Maurice Blanchot and Theodor W. Adorno are among the most difficult but also the most profound thinkers in twentieth-century aesthetics. While their methods and perspectives differ widely, they share a concern with the negativity of the artwork conceived either in terms of its experience and possibility, or its critical expression. Such negativity is neither nihilistic nor pessimistic but concerns the status of the artwork, its autonomy in relation to its context or its experience. For both Blanchot and Adorno, negativity is the key to understanding the status of the artwork in post-Kantian aesthetics, and although it indicates how the artwork expresses critical possibilities, albeit negatively, it also shows that it bears an irreducible ambiguity as its meaning can always negate itself. This ambiguity takes on an added material significance when it is considered in relation to language, as the negativity of the work becomes aesthetic in the further sense of being both sensible and experimental. But in doing so the language of the literary work becomes a form of thinking that enables materiality to be thought in its ambiguity. In a series of rich and compelling readings William S.

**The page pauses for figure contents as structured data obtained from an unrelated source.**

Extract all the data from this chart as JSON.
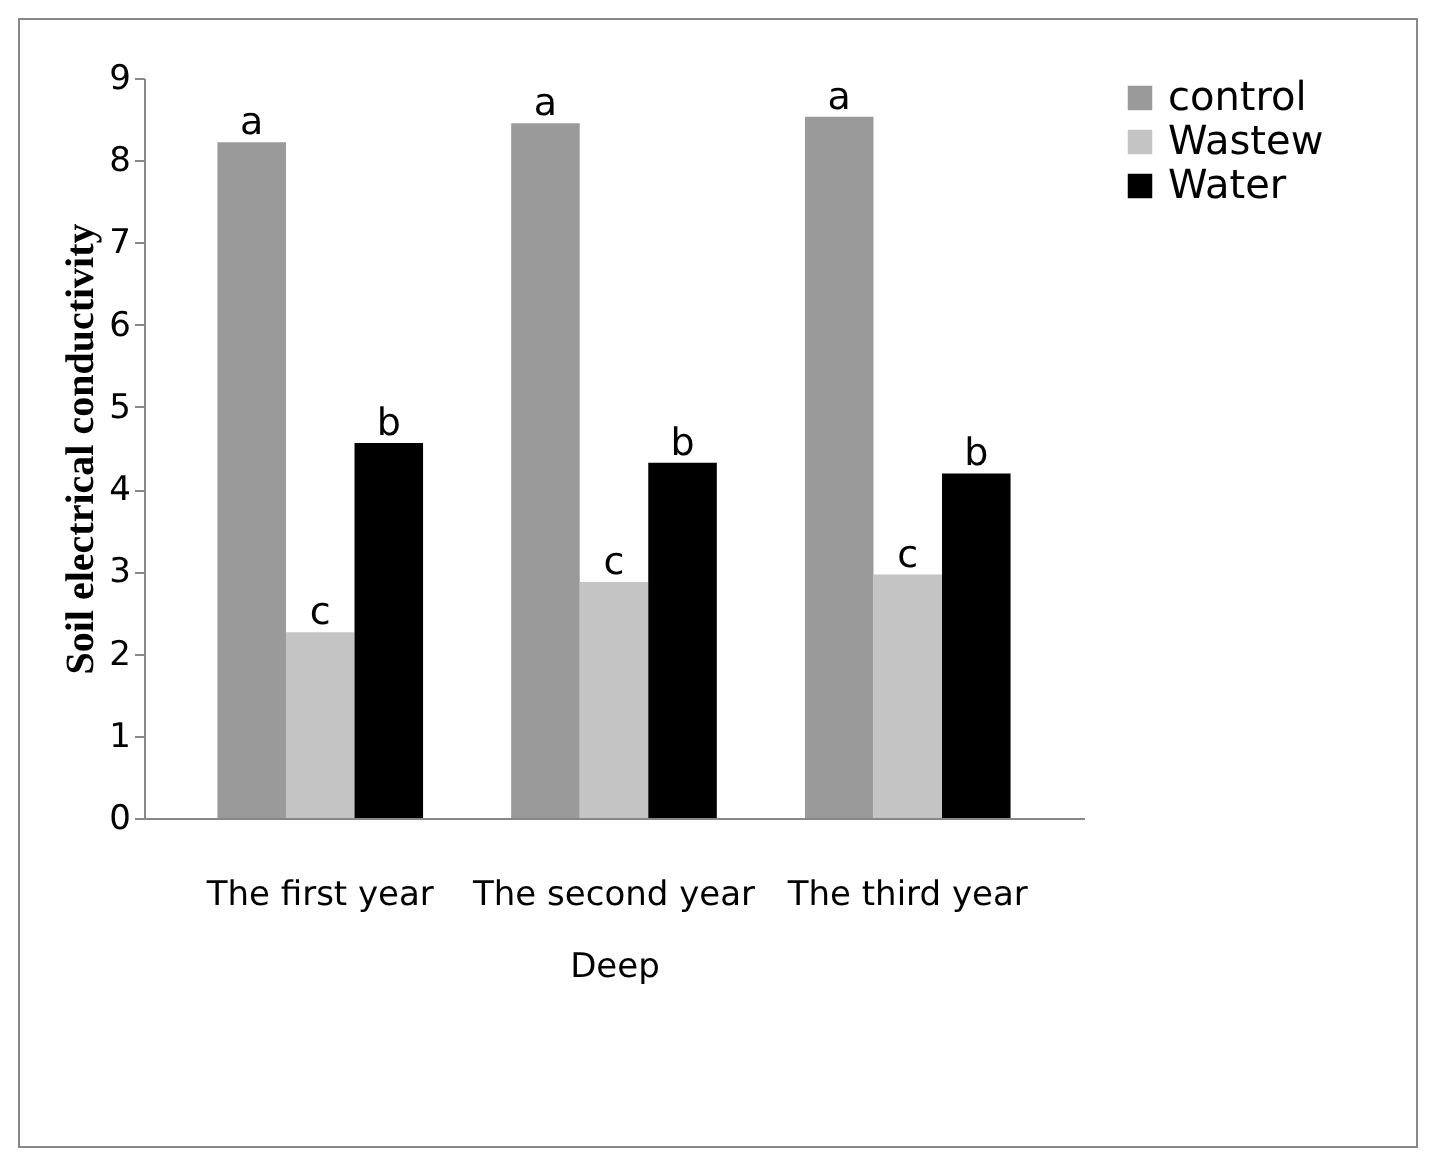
{
  "chart_data": {
    "type": "bar",
    "xlabel": "Deep",
    "ylabel": "Soil electrical conductivity",
    "categories": [
      "The first year",
      "The second year",
      "The third year"
    ],
    "series": [
      {
        "name": "control",
        "color": "#9a9a9a",
        "values": [
          8.22,
          8.45,
          8.53
        ],
        "value_labels": [
          "a",
          "a",
          "a"
        ]
      },
      {
        "name": "Wastew",
        "color": "#c4c4c4",
        "values": [
          2.26,
          2.87,
          2.96
        ],
        "value_labels": [
          "c",
          "c",
          "c"
        ]
      },
      {
        "name": "Water",
        "color": "#000000",
        "values": [
          4.56,
          4.32,
          4.19
        ],
        "value_labels": [
          "b",
          "b",
          "b"
        ]
      }
    ],
    "ylim": [
      0,
      9
    ],
    "yticks": [
      0,
      1,
      2,
      3,
      4,
      5,
      6,
      7,
      8,
      9
    ],
    "grid": false,
    "legend": "right"
  }
}
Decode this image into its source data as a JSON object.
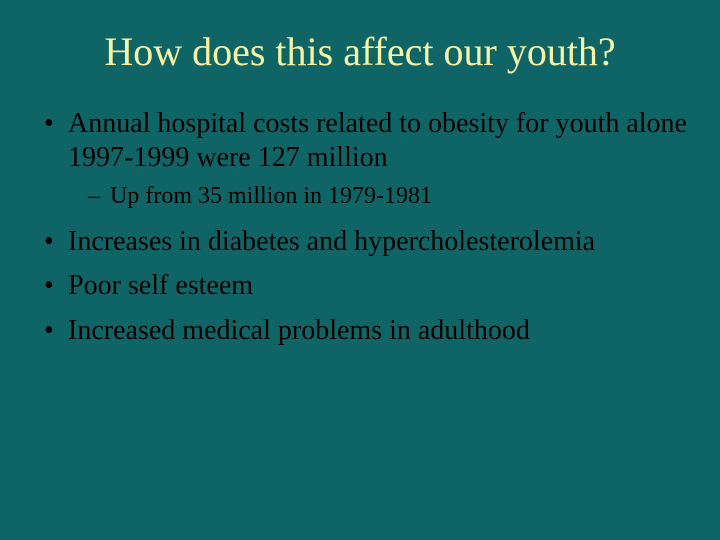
{
  "slide": {
    "background_color": "#0f6565",
    "title": {
      "text": "How does this affect our youth?",
      "color": "#f5f3a6",
      "font_size_pt": 40,
      "font_family": "Times New Roman"
    },
    "body": {
      "text_color": "#000000",
      "font_family": "Times New Roman",
      "level1_font_size_pt": 28,
      "level2_font_size_pt": 24,
      "bullets": [
        {
          "text": "Annual hospital costs related to obesity for youth alone 1997-1999 were 127 million",
          "sub": [
            {
              "text": "Up from 35 million in 1979-1981"
            }
          ]
        },
        {
          "text": "Increases in diabetes and hypercholesterolemia"
        },
        {
          "text": "Poor self esteem"
        },
        {
          "text": "Increased medical problems in adulthood"
        }
      ]
    }
  }
}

Allen shows how an original and rigorous mode of thinking arises within Blanchot's early writings, and how Adorno's aesthetics depends on a relation between language and materiality that has been widely overlooked. Furthermore, by reconsidering the problem of the autonomous work of art in terms of literature, a central issue in modernist aesthetics is given a greater critical and material relevance as a mode of thinking that is abstract and concrete, rigorous and ambiguous. While examples of this kind of writing can be found in the works of Blanchot and Beckett, the demands that such texts place on readers only confirms the challenges and the possibilities that literary autonomy poses to thought.